In making a decision on any case, the courts are subject only to the Constitution and the law and they are, therefore, independent in the exercise of their functions. It is not open to the Minister to comment or to intervene in any way in the conduct or outcome of any particular court case, whether it is a criminal case or any one of the various types of licensing applications which come before the courts.

However, the Minister is aware that during the court hearing concerning this case, various factors were commented on and the District Court judge, having taken all the factors of the case into account, decided to grant the application for the periodical lottery licence. The Senator will appreciate that the granting of lottery licences in individual cases is solely a matter for the court and the Minister for Justice is not empowered by the legislation to interfere in any way.

In raising this topic, Senator Sherlock asked if the Minister is satisfied with the criteria that apply to the granting of lottery licences. The House will be aware there is a commitment in the Government policy agreement to reform the law relating to the administration and regulation of charities along the lines of [1128] the report of the committee on fund raising activities for charitable and other purposes. The report, known as the Costello report, includes recommendations relating to the law on lottery licences.

The committee, under the chairmanship of His Honour, Judge Declan Costello, concluded that more efficient controls are required over lotteries and made recommendations. Occasional lotteries should be better regulated by requiring greater details at the time of application for a permit, controlling the maximum level of expenses, regulating sales, requiring returns and accounts to be submitted and ensuring the public are able to ascertain the outcome of the lottery. A periodical lottery licence should operate only in the District Court district in which it was granted and, in addition, there should be provision for nationwide periodical lotteries by means of a scheme, approved by a central body which would set out details surrounding the conduct of such a lottery.

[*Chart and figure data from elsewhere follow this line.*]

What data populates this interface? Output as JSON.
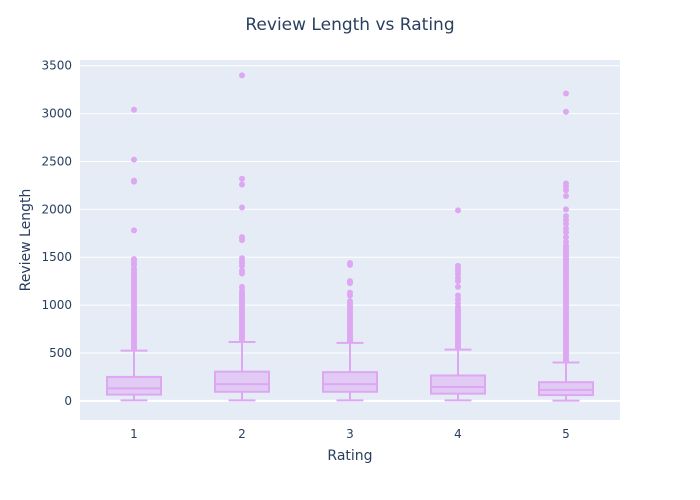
{
  "chart_data": {
    "type": "box",
    "title": "Review Length vs Rating",
    "xlabel": "Rating",
    "ylabel": "Review Length",
    "categories": [
      "1",
      "2",
      "3",
      "4",
      "5"
    ],
    "ylim": [
      -200,
      3560
    ],
    "yticks": [
      0,
      500,
      1000,
      1500,
      2000,
      2500,
      3000,
      3500
    ],
    "grid": true,
    "color": "#dda7f1",
    "box_fill": "rgba(221,167,241,0.5)",
    "plot_bg": "#e5ecf6",
    "boxes": [
      {
        "category": "1",
        "lowerfence": 5,
        "q1": 65,
        "median": 130,
        "q3": 250,
        "upperfence": 525,
        "outliers": [
          3040,
          2520,
          2300,
          2290,
          1780,
          1480,
          1470,
          1440,
          1420,
          1380,
          1360,
          1330,
          1310,
          1290,
          1270,
          1250,
          1230,
          1200,
          1180,
          1160,
          1140,
          1120,
          1100,
          1080,
          1060,
          1040,
          1020,
          1000,
          980,
          960,
          940,
          920,
          900,
          880,
          860,
          840,
          820,
          800,
          780,
          760,
          740,
          720,
          700,
          680,
          660,
          640,
          620,
          600,
          580,
          560,
          545
        ]
      },
      {
        "category": "2",
        "lowerfence": 5,
        "q1": 95,
        "median": 175,
        "q3": 305,
        "upperfence": 615,
        "outliers": [
          3400,
          2320,
          2260,
          2020,
          1710,
          1680,
          1490,
          1460,
          1440,
          1410,
          1360,
          1330,
          1190,
          1150,
          1120,
          1100,
          1080,
          1060,
          1040,
          1020,
          1000,
          980,
          960,
          940,
          920,
          900,
          880,
          860,
          840,
          820,
          800,
          780,
          760,
          740,
          720,
          700,
          680,
          660,
          640
        ]
      },
      {
        "category": "3",
        "lowerfence": 5,
        "q1": 95,
        "median": 175,
        "q3": 300,
        "upperfence": 605,
        "outliers": [
          1440,
          1420,
          1250,
          1230,
          1130,
          1100,
          1040,
          1020,
          1000,
          980,
          960,
          940,
          920,
          900,
          880,
          860,
          840,
          820,
          800,
          780,
          760,
          740,
          720,
          700,
          680,
          660,
          640,
          625
        ]
      },
      {
        "category": "4",
        "lowerfence": 5,
        "q1": 75,
        "median": 145,
        "q3": 265,
        "upperfence": 535,
        "outliers": [
          1990,
          1410,
          1380,
          1350,
          1320,
          1280,
          1250,
          1190,
          1100,
          1060,
          1020,
          980,
          960,
          940,
          920,
          900,
          880,
          860,
          840,
          820,
          800,
          780,
          760,
          740,
          720,
          700,
          680,
          660,
          640,
          620,
          600,
          580,
          560
        ]
      },
      {
        "category": "5",
        "lowerfence": 2,
        "q1": 60,
        "median": 115,
        "q3": 195,
        "upperfence": 400,
        "outliers": [
          3210,
          3020,
          2270,
          2240,
          2200,
          2140,
          2000,
          1930,
          1890,
          1850,
          1800,
          1760,
          1710,
          1660,
          1620,
          1600,
          1580,
          1560,
          1540,
          1520,
          1500,
          1480,
          1460,
          1440,
          1420,
          1400,
          1380,
          1360,
          1340,
          1320,
          1300,
          1280,
          1260,
          1240,
          1220,
          1200,
          1180,
          1160,
          1140,
          1120,
          1100,
          1080,
          1060,
          1040,
          1020,
          1000,
          980,
          960,
          940,
          920,
          900,
          880,
          860,
          840,
          820,
          800,
          780,
          760,
          740,
          720,
          700,
          680,
          660,
          640,
          620,
          600,
          580,
          560,
          540,
          520,
          500,
          480,
          460,
          440,
          420
        ]
      }
    ]
  }
}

More efficient controls are required over periodic lotteries and these should include: notice of intention to apply for a licence to be published in a newspaper; controlling the level of permitted expenses; only certain types of bodies could apply for such licences and the licence holder would prepare professionally audited accounts. Organisations required to submit accounts following the promotion of a lottery should make them available at their local registered office for public inspection. The House will appreciate that the report also contained a wide range of recommendations about other aspects of charities legislation.

In June of this year the Minister of State at the Department of Justice, Deputy Burton, chaired a seminar which was attended by a wide range of interested bodies as part of the process of examining what legislative changes are needed in this area. The Department is now examining written submissions which were received following the seminar, and consultations with representatives [1129] of fund raising and charitable groups are continuing.

I can inform the House that the Department of Justice is working to reform the law relating to the administration of charities along the lines of the report of the committee on fund raising activities for charitable and other purposes and it is the Minister's intention that proposals for amending legislation on these issues will be brought before Government as soon as possible. In this context, I assure the House that I will arrange that the points made by Senator Sherlock will be brought to the attention of the Minister for Justice and taken into account as part of the process of bringing forward legislative proposals in this area.